社説(6/12):仙台・時短営業解除/感染防止 基本に立ち戻ろう

 新型コロナウイルス感染防止策として、仙台市青葉区の酒類提供店などに要請されていた時短営業があす13日、解除される。

 宮城県全域で飲食店が通常営業に戻れるのは実に2カ月半ぶりだが、コロナ禍前の日常を取り戻せるわけではない。感染の沈静化は時短営業の効果もあろうが、市民生活全般で感染防止の基本を守り続けてきたことが大きい。

 気を緩めれば、元のもくあみだ。宮城県の感染状況が落ち着いたとはいえ、楽観できない理由が多々あるからだ。

 第一に健康を担保するワクチンが普及していないこと。65歳以上の高齢者への優先接種が全国で進むが、宮城県で1回目の接種を終えた割合は20%を超えたにすぎない。

 コロナに対抗する決め手が、ごく一部にしか行き渡っていない。飲食店の営業時間が延びれば、人の流れは間違いなく盛んになる。ましてや初夏の陽気になり、夏の行楽シーズンが迫る。安全弁が心もとない時に感染がぶり返せば、再び流行の大きな波を招く恐れがある。

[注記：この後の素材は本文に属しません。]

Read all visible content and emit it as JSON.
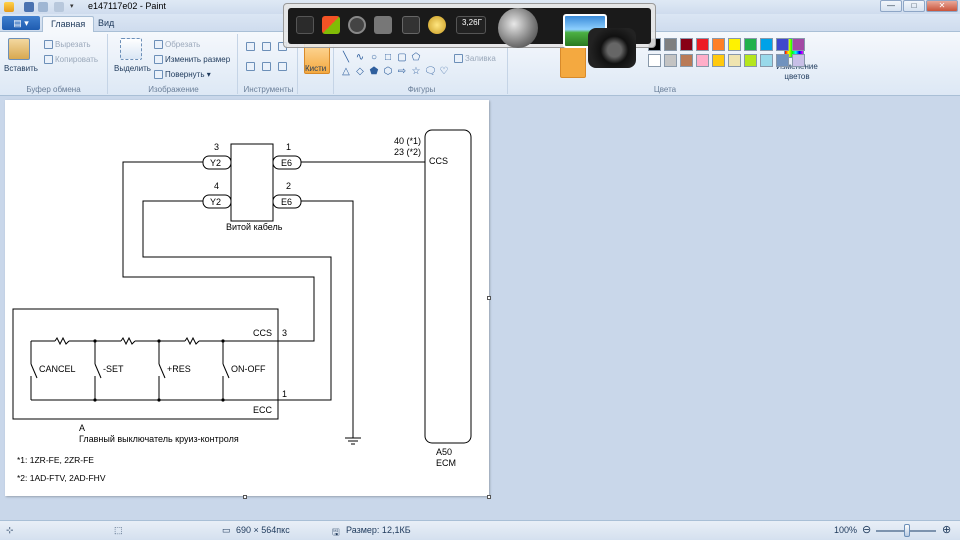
{
  "window": {
    "title": "e147117e02 - Paint",
    "minimize": "—",
    "maximize": "□",
    "close": "✕"
  },
  "tabs": {
    "menu": "▤ ▾",
    "home": "Главная",
    "view": "Вид"
  },
  "ribbon": {
    "clipboard": {
      "label": "Буфер обмена",
      "paste": "Вставить",
      "cut": "Вырезать",
      "copy": "Копировать"
    },
    "image": {
      "label": "Изображение",
      "select": "Выделить",
      "crop": "Обрезать",
      "resize": "Изменить размер",
      "rotate": "Повернуть"
    },
    "tools": {
      "label": "Инструменты"
    },
    "brushes": {
      "label": "Кисти"
    },
    "shapes": {
      "label": "Фигуры",
      "fill": "Заливка"
    },
    "colors": {
      "label": "Цвета",
      "edit": "Изменение цветов"
    },
    "palette_top": [
      "#000000",
      "#7f7f7f",
      "#880015",
      "#ed1c24",
      "#ff7f27",
      "#fff200",
      "#22b14c",
      "#00a2e8",
      "#3f48cc",
      "#a349a4"
    ],
    "palette_bottom": [
      "#ffffff",
      "#c3c3c3",
      "#b97a57",
      "#ffaec9",
      "#ffc90e",
      "#efe4b0",
      "#b5e61d",
      "#99d9ea",
      "#7092be",
      "#c8bfe7"
    ]
  },
  "taskbar": {
    "disk_label": "3,26Г"
  },
  "diagram": {
    "pin_3": "3",
    "pin_4": "4",
    "pin_1": "1",
    "pin_2": "2",
    "conn_y2a": "Y2",
    "conn_y2b": "Y2",
    "conn_e6a": "E6",
    "conn_e6b": "E6",
    "spiral_cable": "Витой кабель",
    "ecm_pin_a": "40 (*1)",
    "ecm_pin_b": "23 (*2)",
    "ecm_ccs": "CCS",
    "ecm_code": "A50",
    "ecm_name": "ECM",
    "switch_ccs": "CCS",
    "switch_ccs_pin": "3",
    "switch_ecc": "ECC",
    "switch_ecc_pin": "1",
    "sw_cancel": "CANCEL",
    "sw_set": "-SET",
    "sw_res": "+RES",
    "sw_onoff": "ON-OFF",
    "switch_code": "A",
    "switch_name": "Главный выключатель круиз-контроля",
    "note_1": "*1: 1ZR-FE, 2ZR-FE",
    "note_2": "*2: 1AD-FTV, 2AD-FHV"
  },
  "status": {
    "dimensions": "690 × 564пкс",
    "size": "Размер: 12,1КБ",
    "zoom": "100%"
  }
}
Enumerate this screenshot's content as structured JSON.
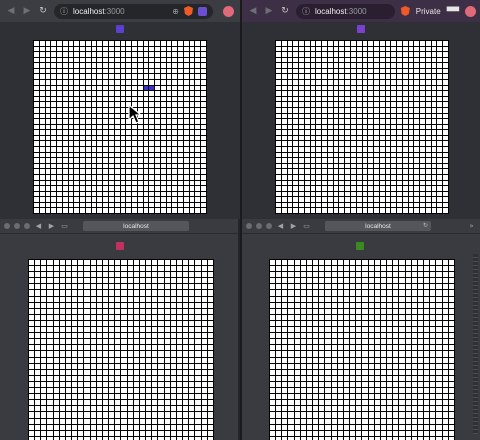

 新規感染者数が大きく減少し、確保病床の使用率をはじめ、感染状況の指標が軒並みステージ3(感染急増)を下回った。とはいえ、指標を数日で悪化させかねない波乱要因がある。従来株より感染力が強く、重症化リスクも高いとされる変異株の動向だ。

 宮城県内では「N501Y」変異株の陽性率が4月下旬に急上昇し、5月中旬には9割を突破した。

 ウイルスは増殖を繰り返す中で少しずつ変異する。インドで検出された「L452R」変異株は感染力がさらに強く、ワクチンの効果を弱める可能性が指摘されている。

 東京、大阪など4府県に出された緊急事態宣言の期限が2度も延長されたのは、早々に変異株に置き換わったことが要因に挙げられている。

 インド株は新たに国の監視対象に加わり、宮城県は今月、検査を始めたばかりだ。検出件数が増加している首都圏などとの往来により、変異株が地方に拡散するリスクは否定できない。

 飲食店も手放しで歓迎できまい。飲食の自粛ムードが続いており、客足が早々に戻ることは考えられない。

 コロナ禍で飲食業界は疲弊し、食材や酒類飲料の納入業者も売り上げが激減している。期限前に多くの店が通常営業に戻したのは、背に腹は代えられないとの切実な思いからだろう。

 時短営業は青葉区でのみ延長された。飲食店が集積する地区は他の区にもあり、整合性が問題になった。個別の感染対策を考慮せず、営業の自由を一律に縛ることの妥当性も問われている。

 通常営業の再開がなし崩しになれば、引き締め効果は薄れよう。再来が懸念される感染の波に備え、課題を検証し、施策を充実すべきだ。